Preliminary insights from AI-DAPT Demonstrators
Artificial Intelligence (AI) has emerged as a powerful tool, transforming various industrial sectors by enhancing efficiency, productivity, and sustainability. The AI-DAPT project showcases how AI can be integrated into diverse industrial applications to address specific challenges and create innovative solutions respectful of human rights. This post delves into the AI-DAPT approach and its implementation across four critical industrial demonstrators: Health, Robotics & Cognitive Ergonomics, Energy, and Manufacturing.
Health
1. Health: Personalized Medicine through Non-Invasive Glucose Monitoring. Diabetes mellitus is a global health challenge requiring continuous monitoring of blood glucose levels. Traditional methods are invasive and burdensome for patients. The AI-DAPT project addresses this issue by designing a non-invasive glucose monitoring system using AI-assisted analysis of photoplethysmography (PPG) curves. This approach leverages machine learning algorithms and pipelines to predict glucose levels accurately, making glucose monitoring more comfortable and less intrusive. The AI-DAPT solution will focus on creating wearable devices that provide real-time data on blood glucose levels, enabling better metabolic control and reducing the risk of complications. By integrating AI with PPG sensors, the system can potentially analyse data, identify patterns and offer personalised treatment plans, enhancing patient care and supporting early diagnosis and prevention of diabetes.
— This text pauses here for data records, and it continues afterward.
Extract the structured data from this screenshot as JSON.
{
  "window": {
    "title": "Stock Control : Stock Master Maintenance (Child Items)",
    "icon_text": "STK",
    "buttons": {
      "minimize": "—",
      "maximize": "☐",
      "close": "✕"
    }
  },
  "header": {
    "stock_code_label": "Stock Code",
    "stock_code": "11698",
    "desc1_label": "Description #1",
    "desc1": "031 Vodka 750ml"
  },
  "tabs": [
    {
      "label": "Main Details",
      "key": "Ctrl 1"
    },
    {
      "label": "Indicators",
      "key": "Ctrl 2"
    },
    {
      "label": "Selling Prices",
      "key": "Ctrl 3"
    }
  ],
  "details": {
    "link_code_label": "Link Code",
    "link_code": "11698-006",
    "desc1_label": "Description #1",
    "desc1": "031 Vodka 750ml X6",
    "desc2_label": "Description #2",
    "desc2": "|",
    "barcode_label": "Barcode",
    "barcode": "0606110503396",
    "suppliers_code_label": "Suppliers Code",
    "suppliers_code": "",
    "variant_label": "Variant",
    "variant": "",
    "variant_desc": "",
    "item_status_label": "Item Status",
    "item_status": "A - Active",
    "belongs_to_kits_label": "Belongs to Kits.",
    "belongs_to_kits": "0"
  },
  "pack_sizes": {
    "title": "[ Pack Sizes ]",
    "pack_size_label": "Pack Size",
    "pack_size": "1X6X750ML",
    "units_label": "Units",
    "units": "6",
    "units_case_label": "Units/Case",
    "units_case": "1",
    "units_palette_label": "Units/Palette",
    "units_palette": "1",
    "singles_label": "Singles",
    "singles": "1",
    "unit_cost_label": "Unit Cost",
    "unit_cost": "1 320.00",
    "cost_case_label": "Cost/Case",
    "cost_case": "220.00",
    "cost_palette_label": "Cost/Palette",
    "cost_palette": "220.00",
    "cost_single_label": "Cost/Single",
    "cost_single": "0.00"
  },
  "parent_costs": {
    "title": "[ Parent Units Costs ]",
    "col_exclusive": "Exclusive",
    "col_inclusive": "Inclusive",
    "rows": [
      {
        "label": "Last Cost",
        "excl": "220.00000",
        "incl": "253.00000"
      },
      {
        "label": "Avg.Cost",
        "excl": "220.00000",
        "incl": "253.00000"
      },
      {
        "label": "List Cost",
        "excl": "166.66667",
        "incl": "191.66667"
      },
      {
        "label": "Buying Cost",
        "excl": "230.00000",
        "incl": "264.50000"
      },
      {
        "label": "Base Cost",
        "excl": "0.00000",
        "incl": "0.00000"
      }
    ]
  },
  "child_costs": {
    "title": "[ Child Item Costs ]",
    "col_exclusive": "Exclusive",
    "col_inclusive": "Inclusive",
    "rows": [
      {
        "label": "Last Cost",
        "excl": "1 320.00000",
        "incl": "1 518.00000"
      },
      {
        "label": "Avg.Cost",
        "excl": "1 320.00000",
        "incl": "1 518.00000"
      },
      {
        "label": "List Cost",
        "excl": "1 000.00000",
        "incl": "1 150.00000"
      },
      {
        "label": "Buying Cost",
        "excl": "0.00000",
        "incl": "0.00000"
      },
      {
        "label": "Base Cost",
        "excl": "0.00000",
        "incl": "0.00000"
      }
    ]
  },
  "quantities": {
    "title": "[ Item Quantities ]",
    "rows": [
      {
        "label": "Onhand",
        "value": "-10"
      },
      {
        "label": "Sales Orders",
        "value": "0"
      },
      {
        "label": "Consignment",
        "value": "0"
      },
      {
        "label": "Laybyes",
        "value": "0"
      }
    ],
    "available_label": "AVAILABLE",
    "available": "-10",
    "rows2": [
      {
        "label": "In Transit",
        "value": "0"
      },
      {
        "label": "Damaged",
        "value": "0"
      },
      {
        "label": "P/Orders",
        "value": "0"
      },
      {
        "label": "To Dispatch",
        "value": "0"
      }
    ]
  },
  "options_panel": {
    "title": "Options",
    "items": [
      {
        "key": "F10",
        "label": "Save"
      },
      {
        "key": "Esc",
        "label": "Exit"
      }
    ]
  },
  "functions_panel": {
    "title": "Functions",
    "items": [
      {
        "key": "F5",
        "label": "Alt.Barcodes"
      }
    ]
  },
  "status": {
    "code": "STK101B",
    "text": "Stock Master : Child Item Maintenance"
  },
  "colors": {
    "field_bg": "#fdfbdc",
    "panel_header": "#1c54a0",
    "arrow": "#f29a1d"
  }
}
Robotics & Cognitive Ergonomics
2. Robotics & Cognitive Ergonomics: Human-Centred Automation. Manufacturing processes are becoming increasingly digitalised, but the role of human workers remains crucial. The AI-DAPT project emphasises human-centred automation, integrating human factors into digital representations and simulations. This approach aims to improve flexibility and responsiveness in manufacturing by fostering human-automation symbiosis. The solution involves collecting real-time data on human behaviour, comparing it with historical data and incorporating specific human features, such as skills and emotional states. This data will then be used to create adaptive automation systems that enhance human-machine collaboration, optimise working conditions and improve productivity. AI-DAPT’s focus on dynamic adaptation and context-awareness ensures that automation technologies are tailored to the needs of workers, rather than forcing workers to adapt to the technology.
Energy
3. Energy: Cross-Vector Residential Demand Response through Smart Heating. The energy sector faces the challenge of improving efficiency and managing demand effectively. The AI-DAPT project addresses this by developing a smart heating system that utilises AI to optimise energy use in residential buildings. By analysing historical energy consumption data, weather conditions and user preferences, AI algorithms can predict energy demand and adjust heating systems accordingly. This approach not only enhances energy efficiency but also provides cost-effective solutions for energy suppliers and utilities. The AI-DAPT solution involves creating hybrid predictive models that adapt to new data, ensuring accurate demand forecasting and personalised energy management. This leads to better portfolio management, competitive energy prices and reduced energy consumption, contributing to sustainability goals.
Manufacturing
4. Manufacturing: Predictive Maintenance of Production Assets. In the manufacturing sector, the availability of production equipment is critical for ensuring timely and cost-effective processes. The AI-DAPT project focuses on predictive maintenance, using AI to forecast and plan maintenance activities. By equipping tools with sensors and communication technology, valuable data on equipment performance can be collected and analysed. The AI-DAPT solution will include intelligent, automated maintenance systems that adapt to changes in tools, stakeholders and processes. This approach improves maintenance quality, reduces downtime and enhances the efficiency of maintenance processes. By leveraging AI for forecasting and planning, the project aims to create more accurate, resource-efficient and user-friendly maintenance models, ultimately enhancing productivity and reducing costs.
Conclusion
The AI-DAPT project exemplifies how AI can be harnessed to address specific industrial challenges and drive innovation across various sectors. By focusing on personalised medicine, human-centred automation, smart energy management and predictive maintenance, AI-DAPT will demonstrate the transformative potential of AI. These solutions not only enhance efficiency and productivity, but also contribute to sustainability and improve the overall quality of life. As European industries continue to evolve, the integration of AI will play a crucial role in shaping the future, enabling smarter, more responsive, and human-centric processes. The AI-DAPT project provides a blueprint for how AI can be effectively utilised to create meaningful and impactful solutions in the industrial landscape.